Ms Clayton and Mr Bant (not their real names) were married for about five years and had a child. Ms Clayton is an Australian citizen and Mr Bant is a citizen of the United Arab Emirates (‘UAE’). They were married in a Sharia court. Marriage under Personal Status Law of the UAE is a formal contract in which provision can be made for a husband to pay dowry to a wife. The written contract here provided for Mr Bant to pay Ms Clayton an ‘advanced’ dowry of AED 100,000 and a ‘deferred’ dowry of the same amount in the event of death or divorce. Mr Bant owns real and personal property in the UAE and many other parts of the world.

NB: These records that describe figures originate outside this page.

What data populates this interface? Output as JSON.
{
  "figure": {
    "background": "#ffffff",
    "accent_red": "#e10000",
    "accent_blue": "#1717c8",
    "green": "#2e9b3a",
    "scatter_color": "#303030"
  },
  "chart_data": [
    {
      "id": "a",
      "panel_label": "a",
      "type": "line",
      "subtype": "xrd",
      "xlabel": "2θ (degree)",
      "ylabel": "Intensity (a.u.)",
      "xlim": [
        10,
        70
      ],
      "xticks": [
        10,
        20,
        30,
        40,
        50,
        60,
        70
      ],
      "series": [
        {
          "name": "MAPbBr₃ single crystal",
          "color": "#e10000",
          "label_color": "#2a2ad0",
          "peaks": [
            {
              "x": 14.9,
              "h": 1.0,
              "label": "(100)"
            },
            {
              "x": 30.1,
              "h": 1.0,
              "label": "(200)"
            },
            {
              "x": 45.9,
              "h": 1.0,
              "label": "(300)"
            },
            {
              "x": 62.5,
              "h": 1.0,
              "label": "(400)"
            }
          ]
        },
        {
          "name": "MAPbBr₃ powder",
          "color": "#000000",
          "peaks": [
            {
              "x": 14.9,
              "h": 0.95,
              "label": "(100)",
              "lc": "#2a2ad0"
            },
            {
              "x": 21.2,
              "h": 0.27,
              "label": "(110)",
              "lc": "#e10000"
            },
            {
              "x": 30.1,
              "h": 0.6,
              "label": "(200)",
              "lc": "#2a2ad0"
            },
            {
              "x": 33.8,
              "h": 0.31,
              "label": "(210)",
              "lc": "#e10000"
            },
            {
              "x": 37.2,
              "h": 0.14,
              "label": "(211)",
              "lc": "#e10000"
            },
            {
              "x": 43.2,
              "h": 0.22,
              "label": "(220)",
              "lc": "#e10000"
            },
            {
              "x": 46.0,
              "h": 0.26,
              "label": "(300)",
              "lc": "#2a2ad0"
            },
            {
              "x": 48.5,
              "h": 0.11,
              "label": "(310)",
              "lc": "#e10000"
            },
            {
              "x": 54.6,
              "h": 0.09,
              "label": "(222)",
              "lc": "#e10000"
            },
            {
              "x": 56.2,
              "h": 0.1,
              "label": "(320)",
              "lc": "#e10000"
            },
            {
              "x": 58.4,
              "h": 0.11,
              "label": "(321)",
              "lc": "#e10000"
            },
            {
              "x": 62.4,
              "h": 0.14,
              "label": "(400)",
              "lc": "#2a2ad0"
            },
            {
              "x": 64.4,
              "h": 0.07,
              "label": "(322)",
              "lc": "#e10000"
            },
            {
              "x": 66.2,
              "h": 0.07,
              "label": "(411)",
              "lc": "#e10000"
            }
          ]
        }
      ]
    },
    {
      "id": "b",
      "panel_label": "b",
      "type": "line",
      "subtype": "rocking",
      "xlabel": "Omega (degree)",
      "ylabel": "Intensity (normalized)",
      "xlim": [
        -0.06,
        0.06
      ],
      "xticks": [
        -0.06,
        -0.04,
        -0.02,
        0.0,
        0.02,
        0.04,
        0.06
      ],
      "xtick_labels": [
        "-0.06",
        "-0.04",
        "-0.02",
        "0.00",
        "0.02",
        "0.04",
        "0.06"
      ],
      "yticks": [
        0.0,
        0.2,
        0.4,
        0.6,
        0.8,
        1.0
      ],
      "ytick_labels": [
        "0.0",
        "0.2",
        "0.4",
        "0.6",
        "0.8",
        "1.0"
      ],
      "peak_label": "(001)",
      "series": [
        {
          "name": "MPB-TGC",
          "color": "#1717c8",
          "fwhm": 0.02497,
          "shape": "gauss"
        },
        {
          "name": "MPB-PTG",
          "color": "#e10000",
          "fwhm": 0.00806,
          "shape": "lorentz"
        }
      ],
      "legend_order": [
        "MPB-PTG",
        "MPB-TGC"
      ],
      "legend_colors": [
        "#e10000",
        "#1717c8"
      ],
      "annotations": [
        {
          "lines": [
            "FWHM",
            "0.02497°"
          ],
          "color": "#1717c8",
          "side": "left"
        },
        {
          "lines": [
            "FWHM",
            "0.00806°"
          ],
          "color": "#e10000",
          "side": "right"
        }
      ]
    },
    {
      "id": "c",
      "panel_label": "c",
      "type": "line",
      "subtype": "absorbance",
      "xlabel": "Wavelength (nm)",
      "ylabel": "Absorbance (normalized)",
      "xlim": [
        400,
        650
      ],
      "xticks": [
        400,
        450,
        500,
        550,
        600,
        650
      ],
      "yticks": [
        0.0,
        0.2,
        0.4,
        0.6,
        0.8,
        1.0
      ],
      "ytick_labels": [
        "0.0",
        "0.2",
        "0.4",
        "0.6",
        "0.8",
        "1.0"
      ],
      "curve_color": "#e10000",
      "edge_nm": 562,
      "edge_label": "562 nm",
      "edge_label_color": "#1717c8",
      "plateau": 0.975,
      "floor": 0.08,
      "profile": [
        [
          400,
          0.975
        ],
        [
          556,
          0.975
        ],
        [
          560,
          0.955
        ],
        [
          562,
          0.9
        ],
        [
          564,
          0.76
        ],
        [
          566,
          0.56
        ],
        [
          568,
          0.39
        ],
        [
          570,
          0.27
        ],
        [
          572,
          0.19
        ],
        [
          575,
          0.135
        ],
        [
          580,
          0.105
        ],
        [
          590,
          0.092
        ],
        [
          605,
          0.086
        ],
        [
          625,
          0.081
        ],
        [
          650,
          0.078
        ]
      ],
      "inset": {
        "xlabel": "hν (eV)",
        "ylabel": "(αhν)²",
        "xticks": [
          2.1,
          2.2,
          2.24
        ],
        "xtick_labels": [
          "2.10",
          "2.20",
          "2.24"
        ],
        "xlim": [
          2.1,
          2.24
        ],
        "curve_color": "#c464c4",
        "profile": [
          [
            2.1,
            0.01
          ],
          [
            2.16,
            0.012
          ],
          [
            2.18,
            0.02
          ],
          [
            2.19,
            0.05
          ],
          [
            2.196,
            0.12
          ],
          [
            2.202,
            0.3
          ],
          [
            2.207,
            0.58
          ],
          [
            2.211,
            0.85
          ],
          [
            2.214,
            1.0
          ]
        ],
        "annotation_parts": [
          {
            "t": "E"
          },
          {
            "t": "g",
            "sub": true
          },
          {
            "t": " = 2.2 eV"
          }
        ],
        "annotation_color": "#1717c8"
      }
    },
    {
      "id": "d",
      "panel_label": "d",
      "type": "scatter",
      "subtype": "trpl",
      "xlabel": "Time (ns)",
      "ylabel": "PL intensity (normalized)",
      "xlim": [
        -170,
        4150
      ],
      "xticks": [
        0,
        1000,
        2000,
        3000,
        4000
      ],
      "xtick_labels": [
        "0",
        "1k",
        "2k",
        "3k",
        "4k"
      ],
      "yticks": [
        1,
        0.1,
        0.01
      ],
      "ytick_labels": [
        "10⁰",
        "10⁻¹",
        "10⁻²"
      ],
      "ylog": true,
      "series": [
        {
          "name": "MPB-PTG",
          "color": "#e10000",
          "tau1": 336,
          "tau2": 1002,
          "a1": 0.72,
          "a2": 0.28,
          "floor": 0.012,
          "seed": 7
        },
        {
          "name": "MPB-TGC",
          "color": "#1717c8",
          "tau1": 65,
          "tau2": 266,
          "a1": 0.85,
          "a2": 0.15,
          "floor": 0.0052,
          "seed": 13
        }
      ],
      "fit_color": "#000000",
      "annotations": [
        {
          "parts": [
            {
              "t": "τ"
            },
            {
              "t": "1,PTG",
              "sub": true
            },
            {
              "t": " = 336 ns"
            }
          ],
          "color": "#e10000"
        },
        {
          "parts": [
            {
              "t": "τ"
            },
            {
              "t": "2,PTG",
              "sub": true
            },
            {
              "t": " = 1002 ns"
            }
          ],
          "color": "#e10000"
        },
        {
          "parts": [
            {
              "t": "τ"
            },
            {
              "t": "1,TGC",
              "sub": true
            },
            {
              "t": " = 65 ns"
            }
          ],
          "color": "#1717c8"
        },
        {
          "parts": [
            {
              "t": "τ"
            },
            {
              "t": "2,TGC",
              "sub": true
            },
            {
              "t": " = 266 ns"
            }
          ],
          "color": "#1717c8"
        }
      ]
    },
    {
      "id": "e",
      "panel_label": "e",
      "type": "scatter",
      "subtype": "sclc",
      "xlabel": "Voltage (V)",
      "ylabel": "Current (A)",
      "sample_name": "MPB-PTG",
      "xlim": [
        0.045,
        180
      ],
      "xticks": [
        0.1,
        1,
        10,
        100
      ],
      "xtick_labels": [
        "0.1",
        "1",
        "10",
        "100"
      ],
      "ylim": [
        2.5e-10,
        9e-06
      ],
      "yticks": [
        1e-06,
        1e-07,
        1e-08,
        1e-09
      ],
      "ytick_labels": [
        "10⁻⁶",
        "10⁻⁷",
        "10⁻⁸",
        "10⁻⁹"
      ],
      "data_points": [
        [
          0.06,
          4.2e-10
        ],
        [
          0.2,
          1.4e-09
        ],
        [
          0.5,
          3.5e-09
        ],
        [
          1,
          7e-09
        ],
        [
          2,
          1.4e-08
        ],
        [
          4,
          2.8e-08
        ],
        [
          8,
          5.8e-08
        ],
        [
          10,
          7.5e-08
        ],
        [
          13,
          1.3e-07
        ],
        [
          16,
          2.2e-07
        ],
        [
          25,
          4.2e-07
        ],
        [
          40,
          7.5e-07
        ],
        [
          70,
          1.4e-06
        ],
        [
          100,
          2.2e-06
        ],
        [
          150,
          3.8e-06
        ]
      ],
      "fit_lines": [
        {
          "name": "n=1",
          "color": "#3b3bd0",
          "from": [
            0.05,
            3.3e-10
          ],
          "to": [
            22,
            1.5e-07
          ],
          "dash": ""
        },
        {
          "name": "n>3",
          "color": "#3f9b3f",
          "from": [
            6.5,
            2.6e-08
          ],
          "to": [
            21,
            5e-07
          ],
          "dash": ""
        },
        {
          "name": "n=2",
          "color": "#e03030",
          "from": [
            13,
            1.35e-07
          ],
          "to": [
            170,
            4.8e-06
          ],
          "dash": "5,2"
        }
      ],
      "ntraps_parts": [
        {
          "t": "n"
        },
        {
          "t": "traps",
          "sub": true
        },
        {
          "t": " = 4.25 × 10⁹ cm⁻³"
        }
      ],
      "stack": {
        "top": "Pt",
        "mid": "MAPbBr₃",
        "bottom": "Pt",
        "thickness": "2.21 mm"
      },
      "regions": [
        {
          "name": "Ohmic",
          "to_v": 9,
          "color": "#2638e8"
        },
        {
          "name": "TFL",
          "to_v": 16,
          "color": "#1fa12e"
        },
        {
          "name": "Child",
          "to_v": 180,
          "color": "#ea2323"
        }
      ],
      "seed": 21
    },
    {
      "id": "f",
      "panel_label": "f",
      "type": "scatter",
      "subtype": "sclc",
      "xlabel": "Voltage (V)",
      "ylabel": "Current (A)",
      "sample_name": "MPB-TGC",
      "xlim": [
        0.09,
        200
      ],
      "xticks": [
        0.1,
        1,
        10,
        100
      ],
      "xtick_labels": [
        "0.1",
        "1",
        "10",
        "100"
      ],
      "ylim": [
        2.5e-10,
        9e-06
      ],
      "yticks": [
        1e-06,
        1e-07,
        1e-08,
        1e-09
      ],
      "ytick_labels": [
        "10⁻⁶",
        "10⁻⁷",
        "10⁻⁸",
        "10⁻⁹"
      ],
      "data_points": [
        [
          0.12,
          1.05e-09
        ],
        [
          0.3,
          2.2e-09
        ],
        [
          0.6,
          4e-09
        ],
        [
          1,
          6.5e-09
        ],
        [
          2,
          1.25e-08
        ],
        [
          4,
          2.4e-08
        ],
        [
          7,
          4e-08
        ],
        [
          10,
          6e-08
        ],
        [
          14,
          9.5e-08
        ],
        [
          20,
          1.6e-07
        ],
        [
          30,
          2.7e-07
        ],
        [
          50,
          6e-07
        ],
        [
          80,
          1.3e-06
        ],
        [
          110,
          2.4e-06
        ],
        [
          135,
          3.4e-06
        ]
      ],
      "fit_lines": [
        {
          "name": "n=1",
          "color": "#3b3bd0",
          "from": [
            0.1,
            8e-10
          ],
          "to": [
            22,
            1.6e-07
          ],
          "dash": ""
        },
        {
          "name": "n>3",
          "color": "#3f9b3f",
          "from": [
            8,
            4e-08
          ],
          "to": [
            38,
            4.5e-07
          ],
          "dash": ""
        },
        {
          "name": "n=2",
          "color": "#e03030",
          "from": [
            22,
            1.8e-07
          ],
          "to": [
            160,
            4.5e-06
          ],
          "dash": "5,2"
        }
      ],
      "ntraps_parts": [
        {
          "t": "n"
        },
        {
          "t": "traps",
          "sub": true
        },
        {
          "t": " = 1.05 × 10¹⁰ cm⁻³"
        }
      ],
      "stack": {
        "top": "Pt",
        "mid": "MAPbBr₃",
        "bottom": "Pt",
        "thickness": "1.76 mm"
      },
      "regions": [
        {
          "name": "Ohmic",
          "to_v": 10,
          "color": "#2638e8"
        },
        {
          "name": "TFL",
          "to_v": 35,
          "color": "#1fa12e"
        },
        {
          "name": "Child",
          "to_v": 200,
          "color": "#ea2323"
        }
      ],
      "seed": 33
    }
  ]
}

Ms Clayton owns personal property in UAE. Both own real property in Australia.
Ms Clayton left Mr Bant and returned to live in Australia with their child. Ms Clayton commenced proceedings in the Family Court seeking parenting and, later, orders for property settlement pursuant to ss 74 and 79 of the Family Law Act 1975 (Cth) (‘Family Law Act’). Mr Bant commenced proceedings in the Dubai Court seeking a divorce. Mr Bant also sought orders for the extinguishment of all of Ms Clayton’s marital rights associated with the divorce in terms of alimony and the deferred dowry. Ms Clayton was notified of the Dubai proceedings but did not appear. The Dubai Court made a ruling in which Mr Bant was granted an ‘irrevocable fault-based divorce’ dissolving the marriage (‘Dubai Ruling’). The Dubai Ruling went on to order Ms Clayton to refund the advanced dowry and pay Mr Bant’s legal costs. In respect of the alimony and deferred dowry, the Dubai Court considered that ‘this subject is untimely’.